À Gatineau, on veut prévenir plutôt que guérir

À l’autre extrémité du sud du Québec, Gatineau peine à se remettre d’une séquence de récents désastres naturels. La quatrième ville du Québec, avec près de 300 000 habitants, a subi coup sur coup deux inondations, en 2017 et en 2019, en plus d’une tornade en 2018. Sa mairesse souhaite que Québec réfléchisse davantage à la prévention de la prochaine crise.

« S’il faut exproprier encore des citoyens dans des zones trop à risque, est-ce que ça se fera à la charge des villes ? Parce que je trouve que la charge des villes est déjà immense », laisse tomber la mairesse de Gatineau, France Bélisle, en entrevue au Devoir.

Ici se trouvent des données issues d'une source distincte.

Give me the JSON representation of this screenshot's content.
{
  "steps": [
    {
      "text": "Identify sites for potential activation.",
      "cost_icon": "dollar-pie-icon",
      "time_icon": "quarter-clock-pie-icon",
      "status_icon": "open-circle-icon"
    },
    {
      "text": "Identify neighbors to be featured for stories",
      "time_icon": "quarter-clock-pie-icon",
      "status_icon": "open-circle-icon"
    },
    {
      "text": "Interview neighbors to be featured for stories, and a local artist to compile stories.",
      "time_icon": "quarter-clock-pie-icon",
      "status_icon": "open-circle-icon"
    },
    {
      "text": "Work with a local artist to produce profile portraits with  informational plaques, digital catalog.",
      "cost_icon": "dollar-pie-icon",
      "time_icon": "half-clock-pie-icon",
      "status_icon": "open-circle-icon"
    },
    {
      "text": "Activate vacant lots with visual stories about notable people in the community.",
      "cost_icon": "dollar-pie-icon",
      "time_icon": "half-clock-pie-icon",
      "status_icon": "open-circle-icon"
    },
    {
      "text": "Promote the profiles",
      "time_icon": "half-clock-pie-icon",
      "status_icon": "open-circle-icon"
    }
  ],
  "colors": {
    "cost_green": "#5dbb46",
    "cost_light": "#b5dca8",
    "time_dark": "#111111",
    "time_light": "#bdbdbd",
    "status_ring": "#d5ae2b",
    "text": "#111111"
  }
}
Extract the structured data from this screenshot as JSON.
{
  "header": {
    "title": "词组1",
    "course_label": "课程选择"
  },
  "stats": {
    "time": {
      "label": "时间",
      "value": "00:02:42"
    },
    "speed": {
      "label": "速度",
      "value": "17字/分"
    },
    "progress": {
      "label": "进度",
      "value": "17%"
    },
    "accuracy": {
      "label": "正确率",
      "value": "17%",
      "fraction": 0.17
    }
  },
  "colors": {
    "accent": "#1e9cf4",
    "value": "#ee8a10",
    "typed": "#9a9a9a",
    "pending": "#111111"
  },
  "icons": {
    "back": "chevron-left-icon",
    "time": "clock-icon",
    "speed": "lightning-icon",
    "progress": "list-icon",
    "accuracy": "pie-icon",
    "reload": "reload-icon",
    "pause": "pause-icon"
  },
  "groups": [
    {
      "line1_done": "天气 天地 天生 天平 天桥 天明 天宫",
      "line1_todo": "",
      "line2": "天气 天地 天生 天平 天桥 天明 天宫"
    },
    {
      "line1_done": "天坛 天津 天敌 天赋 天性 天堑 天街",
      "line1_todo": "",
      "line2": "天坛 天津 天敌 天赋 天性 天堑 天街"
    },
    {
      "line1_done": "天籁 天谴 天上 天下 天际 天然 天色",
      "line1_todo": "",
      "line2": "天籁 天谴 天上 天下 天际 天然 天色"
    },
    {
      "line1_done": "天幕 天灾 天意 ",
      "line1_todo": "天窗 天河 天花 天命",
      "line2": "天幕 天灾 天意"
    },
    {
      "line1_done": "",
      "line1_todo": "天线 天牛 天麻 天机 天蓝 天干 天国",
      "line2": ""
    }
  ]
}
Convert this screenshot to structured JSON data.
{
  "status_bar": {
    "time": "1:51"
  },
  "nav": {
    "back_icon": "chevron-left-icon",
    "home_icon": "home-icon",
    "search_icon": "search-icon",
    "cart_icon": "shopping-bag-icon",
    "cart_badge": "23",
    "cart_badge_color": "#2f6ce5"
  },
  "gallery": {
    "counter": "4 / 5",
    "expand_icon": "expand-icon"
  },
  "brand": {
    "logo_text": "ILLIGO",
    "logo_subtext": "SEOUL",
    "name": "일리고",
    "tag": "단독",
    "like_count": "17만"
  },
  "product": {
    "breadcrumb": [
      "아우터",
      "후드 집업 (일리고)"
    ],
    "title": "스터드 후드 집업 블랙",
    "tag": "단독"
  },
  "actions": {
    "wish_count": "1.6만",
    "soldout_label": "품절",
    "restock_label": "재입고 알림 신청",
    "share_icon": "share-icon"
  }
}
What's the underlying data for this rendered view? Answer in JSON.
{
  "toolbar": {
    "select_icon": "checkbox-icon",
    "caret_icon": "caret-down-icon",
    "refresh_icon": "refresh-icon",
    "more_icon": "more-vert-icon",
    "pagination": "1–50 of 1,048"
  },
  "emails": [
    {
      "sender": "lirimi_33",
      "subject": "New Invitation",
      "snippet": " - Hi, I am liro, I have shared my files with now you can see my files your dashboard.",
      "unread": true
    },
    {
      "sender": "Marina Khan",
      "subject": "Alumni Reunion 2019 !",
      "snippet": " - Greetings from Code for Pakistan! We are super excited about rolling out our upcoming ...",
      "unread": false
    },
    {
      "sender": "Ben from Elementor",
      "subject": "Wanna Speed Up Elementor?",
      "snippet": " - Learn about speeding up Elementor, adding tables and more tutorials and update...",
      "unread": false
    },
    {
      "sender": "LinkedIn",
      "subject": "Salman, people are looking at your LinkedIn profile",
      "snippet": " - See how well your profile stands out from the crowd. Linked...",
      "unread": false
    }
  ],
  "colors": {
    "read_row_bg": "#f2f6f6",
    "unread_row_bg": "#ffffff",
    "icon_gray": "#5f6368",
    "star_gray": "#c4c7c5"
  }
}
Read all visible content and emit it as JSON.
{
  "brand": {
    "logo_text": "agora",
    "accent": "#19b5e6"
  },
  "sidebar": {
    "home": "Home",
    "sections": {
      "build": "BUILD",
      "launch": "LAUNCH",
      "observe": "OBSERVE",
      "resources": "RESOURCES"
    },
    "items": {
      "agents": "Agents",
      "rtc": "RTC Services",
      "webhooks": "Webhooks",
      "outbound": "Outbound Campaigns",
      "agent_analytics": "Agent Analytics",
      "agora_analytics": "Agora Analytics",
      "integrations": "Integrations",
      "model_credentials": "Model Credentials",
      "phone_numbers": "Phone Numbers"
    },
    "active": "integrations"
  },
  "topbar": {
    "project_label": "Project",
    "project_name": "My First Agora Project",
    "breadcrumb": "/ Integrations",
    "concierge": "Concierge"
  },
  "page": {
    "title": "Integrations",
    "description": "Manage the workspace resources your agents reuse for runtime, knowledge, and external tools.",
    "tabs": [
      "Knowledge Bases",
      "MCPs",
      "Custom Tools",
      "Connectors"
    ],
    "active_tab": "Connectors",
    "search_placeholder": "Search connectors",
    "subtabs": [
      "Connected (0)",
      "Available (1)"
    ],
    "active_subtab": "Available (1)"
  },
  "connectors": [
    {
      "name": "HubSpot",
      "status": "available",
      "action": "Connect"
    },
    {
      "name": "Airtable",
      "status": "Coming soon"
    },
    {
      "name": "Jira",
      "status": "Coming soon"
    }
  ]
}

Élue en 2021, la mairesse espère que Québec fera montre de « leadership » au niveau provincial pour aider davantage les municipalités à payer les infrastructures nécessaires pour s’adapter aux changements climatiques. « Il va falloir se poser des questions très sérieuses sur l’aménagement du territoire », croit-elle aussi.

« Il y a un moment donné où le gouvernement du Québec devra donner une directive : combien de fois peut-on indemniser des citoyens qui sont dans des zones à risque, qui sont victimes des changements climatiques, et quel est le coût pour la société de ça ? »

L’adaptation aux changements climatiques fait partie des objectifs de la nouvelle politique en aménagement du territoire du gouvernement du Québec qui a été annoncée cet été. La ministre sortante des Affaires municipales, Andrée Laforest, a promis de déposer ce plan peu après les élections.